En este panorama, uno de los rasgos más preocupantes es la bajísima capacidad que muestra nuestra esfera pública para albergar consensos. Desde la transición, podemos constatar dos fenómenos aparentemente contradictorios. Por una parte, las diferencias ideológicas entre las fuerzas centrales del sistema político se han ido difuminando. Por otra, paradójicamente, se ha debilitado su aptitud para llegar a acuerdos sobre casi cualquier materia. La necesidad de diferenciarse induce a la producción de argumentos banales y formas crispadas y excluye, salvo en contadas ocasiones, el pacto. Lo peor es cuando entra en juego la dimensión territorial. Entonces, el cálculo electoral ocupa todo el espacio de la política, divide a los mismos partidos, como ocurre con el debate del agua, y traslada a su interior la insufrible retórica del agravio localista.

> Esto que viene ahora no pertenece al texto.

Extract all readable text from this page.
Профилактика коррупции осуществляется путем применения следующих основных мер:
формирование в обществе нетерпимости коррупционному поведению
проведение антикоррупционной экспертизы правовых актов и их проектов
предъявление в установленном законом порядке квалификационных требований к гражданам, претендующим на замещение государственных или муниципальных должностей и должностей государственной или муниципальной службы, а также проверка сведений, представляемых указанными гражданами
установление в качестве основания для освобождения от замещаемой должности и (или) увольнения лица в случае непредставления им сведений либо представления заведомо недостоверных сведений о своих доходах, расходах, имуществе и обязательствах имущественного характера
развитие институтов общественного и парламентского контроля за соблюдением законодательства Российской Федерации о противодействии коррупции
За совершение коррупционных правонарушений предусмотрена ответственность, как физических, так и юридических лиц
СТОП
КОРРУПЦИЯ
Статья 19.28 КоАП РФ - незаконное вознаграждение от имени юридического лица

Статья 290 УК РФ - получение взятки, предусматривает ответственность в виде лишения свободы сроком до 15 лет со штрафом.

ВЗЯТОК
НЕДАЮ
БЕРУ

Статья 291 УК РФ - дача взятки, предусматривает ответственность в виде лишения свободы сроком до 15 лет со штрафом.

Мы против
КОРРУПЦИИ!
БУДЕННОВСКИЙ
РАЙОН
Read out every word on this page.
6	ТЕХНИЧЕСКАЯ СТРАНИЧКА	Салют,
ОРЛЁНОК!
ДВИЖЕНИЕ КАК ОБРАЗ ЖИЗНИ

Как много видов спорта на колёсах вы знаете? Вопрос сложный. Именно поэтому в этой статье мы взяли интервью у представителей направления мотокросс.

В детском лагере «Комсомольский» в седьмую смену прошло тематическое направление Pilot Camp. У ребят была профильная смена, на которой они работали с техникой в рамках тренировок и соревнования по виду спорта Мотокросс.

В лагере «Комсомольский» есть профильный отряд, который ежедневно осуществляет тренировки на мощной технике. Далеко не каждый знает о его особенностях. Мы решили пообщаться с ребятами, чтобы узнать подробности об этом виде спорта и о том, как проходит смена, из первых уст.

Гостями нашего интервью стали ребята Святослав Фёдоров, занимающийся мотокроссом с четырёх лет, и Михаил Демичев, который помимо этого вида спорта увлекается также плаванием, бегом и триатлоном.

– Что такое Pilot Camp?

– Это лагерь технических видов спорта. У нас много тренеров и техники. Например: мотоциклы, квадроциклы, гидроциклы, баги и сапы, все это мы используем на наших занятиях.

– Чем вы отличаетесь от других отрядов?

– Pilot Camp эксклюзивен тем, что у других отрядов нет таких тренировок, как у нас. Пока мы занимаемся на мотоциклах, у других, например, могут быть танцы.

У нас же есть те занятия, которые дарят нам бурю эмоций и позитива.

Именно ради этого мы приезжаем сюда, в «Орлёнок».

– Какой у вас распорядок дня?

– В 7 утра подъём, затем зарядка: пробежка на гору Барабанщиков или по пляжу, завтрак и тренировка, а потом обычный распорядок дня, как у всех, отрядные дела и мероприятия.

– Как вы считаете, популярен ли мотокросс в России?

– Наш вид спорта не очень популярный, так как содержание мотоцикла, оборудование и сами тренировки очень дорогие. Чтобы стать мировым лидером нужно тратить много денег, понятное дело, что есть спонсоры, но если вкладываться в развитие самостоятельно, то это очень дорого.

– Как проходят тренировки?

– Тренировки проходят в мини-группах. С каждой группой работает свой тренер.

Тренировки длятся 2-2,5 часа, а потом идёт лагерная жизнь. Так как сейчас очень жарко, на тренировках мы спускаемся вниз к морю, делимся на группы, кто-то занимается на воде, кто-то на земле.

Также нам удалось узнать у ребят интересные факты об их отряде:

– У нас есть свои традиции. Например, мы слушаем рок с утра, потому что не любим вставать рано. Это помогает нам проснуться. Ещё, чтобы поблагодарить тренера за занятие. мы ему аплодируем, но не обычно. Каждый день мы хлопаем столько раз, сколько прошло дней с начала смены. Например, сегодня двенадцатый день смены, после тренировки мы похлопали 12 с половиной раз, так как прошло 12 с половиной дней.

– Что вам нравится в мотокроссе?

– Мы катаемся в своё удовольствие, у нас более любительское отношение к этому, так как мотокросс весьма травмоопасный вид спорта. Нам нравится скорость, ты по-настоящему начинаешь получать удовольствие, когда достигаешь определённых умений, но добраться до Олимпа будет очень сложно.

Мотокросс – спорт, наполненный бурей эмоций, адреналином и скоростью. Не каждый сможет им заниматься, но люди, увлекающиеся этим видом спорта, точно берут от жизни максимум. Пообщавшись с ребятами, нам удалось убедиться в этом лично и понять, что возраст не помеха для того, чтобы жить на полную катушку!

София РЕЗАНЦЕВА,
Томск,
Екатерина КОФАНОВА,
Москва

La democracia, recuerda Amartya Sen, es ante todo discusión. La existencia de posiciones discrepantes es un requisito para dos ingredientes fundamentales de la democracia: la deliberación pública y la alternancia en el Gobierno. Ahora bien, la discusión debiera basarse en el razonamiento y la argumentación, no en el puro interés táctico a corto plazo. La deliberación puede y debe conducir en ciertos casos al consenso. Una sociedad cuya «política de las políticas» no encuentra nunca el camino del acuerdo carece de un recurso colectivo imprescindible para afrontar con éxito los grandes temas de la agenda pública de nuestro tiempo.
Francisco Longo, director del Instituto de Gobernanza y Dirección Pública de Esade.